One of the worst-hit was Chartiers Creek in Carnegie, where water by midday reached 11.8 feet — up from its normal flow of 1.47 feet, Darnley said. He said nearby tributaries ran as high as 10 times normal levels.

The conditions marked a stark change from last summer, when Pittsburgh recorded just 1.96 inches of rain from June 6 to July 10, according to the New York consulting firm Weather 2000. More than 8 inches fell during the same period this summer, said company chief meteorologist Michael Schlacter, calling the discrepancy “a tale of two summers.”

Overall rainfall in Pittsburgh since June 1 is about 50 percent above average, according to AccuWeather.com.
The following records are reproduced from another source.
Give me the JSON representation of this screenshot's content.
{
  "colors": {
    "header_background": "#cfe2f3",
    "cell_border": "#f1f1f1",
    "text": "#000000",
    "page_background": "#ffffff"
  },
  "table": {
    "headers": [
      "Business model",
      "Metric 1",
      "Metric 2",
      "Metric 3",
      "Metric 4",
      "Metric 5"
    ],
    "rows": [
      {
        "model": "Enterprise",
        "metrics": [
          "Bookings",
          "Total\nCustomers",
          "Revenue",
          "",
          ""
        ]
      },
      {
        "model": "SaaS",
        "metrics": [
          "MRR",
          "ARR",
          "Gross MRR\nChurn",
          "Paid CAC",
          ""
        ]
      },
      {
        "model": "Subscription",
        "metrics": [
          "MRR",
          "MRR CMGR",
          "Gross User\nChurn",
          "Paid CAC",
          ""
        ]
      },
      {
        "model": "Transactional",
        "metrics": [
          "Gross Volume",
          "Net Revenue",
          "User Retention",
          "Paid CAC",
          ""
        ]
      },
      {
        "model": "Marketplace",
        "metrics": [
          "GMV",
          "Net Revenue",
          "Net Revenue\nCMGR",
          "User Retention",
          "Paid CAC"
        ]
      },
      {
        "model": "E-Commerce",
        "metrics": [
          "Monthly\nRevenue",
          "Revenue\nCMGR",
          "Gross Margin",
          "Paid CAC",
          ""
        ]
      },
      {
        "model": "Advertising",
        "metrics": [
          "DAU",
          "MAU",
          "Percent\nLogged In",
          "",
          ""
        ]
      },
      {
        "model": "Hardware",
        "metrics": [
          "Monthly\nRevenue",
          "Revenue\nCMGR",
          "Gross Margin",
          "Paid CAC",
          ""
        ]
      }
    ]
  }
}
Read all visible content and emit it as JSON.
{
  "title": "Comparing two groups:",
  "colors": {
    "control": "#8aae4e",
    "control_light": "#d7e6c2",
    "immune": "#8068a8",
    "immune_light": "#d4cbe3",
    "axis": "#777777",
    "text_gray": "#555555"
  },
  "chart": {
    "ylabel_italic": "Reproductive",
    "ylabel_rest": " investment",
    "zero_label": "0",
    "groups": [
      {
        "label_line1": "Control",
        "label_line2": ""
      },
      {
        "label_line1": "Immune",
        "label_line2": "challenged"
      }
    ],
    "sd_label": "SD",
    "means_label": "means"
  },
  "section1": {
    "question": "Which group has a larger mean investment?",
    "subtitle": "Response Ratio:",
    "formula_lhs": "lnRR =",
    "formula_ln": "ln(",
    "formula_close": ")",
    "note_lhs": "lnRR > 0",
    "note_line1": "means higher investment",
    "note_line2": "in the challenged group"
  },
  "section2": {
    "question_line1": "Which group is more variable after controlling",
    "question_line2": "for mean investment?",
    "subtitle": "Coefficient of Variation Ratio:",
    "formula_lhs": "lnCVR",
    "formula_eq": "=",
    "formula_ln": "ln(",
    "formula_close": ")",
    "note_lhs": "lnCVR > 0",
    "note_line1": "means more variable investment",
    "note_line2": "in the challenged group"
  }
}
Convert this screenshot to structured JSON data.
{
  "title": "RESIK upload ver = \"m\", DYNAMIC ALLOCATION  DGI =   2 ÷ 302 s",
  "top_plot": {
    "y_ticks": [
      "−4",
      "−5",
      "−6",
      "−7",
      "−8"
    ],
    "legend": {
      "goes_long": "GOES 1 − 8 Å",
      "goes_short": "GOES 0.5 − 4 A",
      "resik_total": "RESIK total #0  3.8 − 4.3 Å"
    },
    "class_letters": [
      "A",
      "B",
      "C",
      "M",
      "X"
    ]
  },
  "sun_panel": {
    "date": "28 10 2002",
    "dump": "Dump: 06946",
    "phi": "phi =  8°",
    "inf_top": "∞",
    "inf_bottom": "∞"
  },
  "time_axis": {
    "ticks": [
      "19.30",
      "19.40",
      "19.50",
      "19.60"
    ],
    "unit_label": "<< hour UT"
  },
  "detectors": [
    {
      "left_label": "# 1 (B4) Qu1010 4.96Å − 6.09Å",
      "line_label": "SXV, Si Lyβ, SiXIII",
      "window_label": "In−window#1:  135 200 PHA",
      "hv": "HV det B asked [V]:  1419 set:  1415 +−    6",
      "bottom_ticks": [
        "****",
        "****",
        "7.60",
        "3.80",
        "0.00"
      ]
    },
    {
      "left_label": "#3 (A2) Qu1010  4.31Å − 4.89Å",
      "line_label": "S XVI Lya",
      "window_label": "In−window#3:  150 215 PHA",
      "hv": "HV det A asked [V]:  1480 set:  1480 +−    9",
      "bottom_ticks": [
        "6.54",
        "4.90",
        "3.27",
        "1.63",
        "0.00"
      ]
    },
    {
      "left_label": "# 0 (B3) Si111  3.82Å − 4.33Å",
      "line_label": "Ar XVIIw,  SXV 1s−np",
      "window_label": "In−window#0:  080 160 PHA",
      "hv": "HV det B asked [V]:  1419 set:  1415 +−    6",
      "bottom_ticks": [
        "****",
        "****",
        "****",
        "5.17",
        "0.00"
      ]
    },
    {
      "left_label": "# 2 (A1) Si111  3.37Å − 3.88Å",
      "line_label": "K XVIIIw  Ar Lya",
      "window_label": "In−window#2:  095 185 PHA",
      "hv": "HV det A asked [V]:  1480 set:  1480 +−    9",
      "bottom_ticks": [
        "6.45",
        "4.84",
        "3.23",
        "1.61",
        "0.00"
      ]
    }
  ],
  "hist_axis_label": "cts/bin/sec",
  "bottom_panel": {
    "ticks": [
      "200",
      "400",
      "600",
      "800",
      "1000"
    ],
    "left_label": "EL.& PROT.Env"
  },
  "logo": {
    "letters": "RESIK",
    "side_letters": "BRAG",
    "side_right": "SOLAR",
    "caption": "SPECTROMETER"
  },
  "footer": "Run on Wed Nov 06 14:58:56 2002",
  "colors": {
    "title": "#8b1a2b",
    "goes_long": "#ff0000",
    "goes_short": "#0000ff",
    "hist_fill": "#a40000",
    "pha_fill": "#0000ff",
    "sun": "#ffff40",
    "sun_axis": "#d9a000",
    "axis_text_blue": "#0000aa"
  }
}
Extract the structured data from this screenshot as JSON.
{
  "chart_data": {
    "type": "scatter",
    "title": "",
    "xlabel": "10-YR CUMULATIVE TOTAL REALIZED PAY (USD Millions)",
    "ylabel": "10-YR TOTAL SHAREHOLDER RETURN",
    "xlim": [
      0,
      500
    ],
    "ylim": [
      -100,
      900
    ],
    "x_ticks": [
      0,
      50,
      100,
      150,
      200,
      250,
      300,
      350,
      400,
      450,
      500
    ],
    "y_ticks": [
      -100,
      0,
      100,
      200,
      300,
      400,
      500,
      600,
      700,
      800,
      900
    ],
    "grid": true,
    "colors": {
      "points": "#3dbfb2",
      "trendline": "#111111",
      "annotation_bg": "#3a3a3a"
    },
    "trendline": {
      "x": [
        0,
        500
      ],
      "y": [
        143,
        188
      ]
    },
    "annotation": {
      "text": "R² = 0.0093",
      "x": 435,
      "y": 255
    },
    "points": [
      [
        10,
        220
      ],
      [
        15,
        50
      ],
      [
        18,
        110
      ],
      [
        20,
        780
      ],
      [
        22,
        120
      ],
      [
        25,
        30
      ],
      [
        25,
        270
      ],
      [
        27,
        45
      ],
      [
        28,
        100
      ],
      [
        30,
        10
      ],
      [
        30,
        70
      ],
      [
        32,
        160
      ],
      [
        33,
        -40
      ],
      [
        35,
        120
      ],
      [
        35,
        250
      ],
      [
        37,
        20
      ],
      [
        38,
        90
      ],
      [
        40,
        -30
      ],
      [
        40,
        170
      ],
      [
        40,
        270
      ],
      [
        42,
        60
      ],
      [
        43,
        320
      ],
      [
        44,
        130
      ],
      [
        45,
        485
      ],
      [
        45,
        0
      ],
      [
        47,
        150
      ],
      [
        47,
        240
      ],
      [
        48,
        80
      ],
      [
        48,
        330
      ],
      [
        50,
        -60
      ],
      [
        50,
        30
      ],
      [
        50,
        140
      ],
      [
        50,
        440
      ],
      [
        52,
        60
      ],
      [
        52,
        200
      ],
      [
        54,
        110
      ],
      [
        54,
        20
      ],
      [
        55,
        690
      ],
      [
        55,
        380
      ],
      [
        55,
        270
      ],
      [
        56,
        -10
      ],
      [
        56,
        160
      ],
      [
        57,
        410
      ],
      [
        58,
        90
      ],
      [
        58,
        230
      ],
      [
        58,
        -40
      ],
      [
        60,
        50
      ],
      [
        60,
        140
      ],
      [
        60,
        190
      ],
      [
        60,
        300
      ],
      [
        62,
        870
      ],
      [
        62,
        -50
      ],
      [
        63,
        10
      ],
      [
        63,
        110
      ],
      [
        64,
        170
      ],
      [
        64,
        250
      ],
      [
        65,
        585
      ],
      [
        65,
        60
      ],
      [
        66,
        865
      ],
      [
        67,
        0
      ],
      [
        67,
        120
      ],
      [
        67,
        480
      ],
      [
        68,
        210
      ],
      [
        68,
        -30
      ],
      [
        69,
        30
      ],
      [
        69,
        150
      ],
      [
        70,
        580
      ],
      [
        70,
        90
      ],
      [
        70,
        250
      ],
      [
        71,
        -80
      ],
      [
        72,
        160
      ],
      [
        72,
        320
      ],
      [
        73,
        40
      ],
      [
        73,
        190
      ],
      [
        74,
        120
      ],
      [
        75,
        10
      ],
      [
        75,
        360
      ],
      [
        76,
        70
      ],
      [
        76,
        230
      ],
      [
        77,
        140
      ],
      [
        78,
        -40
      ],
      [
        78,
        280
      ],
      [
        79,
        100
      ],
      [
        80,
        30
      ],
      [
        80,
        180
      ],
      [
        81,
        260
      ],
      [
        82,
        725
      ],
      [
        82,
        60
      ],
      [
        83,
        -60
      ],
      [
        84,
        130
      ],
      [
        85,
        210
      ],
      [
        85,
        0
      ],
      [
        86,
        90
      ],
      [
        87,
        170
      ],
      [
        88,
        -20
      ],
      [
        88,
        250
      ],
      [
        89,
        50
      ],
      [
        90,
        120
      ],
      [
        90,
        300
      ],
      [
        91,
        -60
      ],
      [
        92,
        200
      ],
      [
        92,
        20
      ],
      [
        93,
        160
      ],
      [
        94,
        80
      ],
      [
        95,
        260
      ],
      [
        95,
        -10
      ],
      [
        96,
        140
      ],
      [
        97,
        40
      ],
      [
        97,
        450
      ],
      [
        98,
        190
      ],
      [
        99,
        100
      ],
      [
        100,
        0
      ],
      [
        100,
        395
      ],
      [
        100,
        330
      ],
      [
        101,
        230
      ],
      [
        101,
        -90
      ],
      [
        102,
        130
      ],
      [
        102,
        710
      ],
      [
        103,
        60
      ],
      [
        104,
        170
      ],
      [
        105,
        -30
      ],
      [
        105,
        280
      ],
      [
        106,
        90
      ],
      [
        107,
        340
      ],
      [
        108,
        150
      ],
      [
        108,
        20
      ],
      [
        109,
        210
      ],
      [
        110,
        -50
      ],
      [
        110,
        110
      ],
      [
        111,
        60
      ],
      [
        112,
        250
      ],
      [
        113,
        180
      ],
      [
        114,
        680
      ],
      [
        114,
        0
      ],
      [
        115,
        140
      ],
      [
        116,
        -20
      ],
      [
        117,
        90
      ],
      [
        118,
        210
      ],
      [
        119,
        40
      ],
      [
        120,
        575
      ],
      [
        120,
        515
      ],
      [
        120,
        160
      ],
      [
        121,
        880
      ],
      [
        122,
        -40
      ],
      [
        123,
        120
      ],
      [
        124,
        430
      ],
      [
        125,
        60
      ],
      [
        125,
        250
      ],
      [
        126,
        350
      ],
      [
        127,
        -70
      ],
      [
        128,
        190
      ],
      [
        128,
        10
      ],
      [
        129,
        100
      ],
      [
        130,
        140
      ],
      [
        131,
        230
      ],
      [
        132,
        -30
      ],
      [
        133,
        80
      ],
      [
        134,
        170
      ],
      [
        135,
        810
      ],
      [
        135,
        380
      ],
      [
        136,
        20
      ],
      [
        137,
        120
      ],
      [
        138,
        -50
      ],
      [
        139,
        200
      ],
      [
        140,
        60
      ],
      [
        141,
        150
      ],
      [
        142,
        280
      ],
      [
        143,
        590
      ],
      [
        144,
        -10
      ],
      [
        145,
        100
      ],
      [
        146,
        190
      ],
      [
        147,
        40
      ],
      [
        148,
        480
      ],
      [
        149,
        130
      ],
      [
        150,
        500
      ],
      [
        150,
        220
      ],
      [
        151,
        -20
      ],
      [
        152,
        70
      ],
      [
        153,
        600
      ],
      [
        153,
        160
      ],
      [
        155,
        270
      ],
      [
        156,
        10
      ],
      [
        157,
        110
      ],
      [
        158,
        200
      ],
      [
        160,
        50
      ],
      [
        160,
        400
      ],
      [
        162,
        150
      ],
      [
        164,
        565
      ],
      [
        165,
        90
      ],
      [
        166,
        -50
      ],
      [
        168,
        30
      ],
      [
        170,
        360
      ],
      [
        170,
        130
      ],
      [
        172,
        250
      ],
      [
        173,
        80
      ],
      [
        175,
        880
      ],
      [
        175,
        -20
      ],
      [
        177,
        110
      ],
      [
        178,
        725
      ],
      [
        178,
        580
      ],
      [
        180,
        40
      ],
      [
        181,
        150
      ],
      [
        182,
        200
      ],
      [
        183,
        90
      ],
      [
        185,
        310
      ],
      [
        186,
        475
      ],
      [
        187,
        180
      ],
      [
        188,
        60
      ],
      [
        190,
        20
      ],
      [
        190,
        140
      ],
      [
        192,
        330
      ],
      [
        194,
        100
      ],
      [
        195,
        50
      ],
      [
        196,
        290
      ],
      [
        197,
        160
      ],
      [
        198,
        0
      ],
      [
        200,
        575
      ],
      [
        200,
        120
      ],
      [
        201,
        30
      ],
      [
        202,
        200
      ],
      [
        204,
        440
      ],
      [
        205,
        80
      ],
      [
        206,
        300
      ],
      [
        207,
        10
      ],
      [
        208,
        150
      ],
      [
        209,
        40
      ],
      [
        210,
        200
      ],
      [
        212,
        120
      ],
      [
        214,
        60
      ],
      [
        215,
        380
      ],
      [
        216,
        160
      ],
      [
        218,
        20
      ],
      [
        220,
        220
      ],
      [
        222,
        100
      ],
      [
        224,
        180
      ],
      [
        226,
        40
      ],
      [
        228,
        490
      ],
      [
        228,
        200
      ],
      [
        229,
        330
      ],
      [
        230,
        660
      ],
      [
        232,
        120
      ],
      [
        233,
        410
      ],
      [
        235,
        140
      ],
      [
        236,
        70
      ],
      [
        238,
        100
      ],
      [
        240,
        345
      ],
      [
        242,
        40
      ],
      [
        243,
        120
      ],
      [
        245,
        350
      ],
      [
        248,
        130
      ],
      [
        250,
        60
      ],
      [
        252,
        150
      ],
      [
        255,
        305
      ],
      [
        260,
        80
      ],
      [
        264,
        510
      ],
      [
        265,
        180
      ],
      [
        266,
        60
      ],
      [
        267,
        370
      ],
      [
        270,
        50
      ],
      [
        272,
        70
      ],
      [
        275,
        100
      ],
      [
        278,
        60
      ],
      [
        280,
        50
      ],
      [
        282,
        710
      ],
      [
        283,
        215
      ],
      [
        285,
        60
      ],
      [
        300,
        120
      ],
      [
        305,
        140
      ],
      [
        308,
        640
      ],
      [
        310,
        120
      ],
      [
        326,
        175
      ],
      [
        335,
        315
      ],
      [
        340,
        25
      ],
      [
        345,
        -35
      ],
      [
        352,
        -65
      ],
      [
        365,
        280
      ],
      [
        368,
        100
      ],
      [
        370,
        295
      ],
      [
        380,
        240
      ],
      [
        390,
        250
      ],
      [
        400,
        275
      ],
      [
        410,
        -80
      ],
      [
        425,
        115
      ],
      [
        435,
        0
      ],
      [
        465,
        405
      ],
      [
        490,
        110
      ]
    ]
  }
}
Knight left open the possibility of additional serious storms in the next month or so, “only because there's no substantive change in the way weather patterns are working right now.”

Forecasts through early next week promise sunny skies.

“It would take a while for the atmosphere to reload, to get the sort of goop you've had,” Knight said.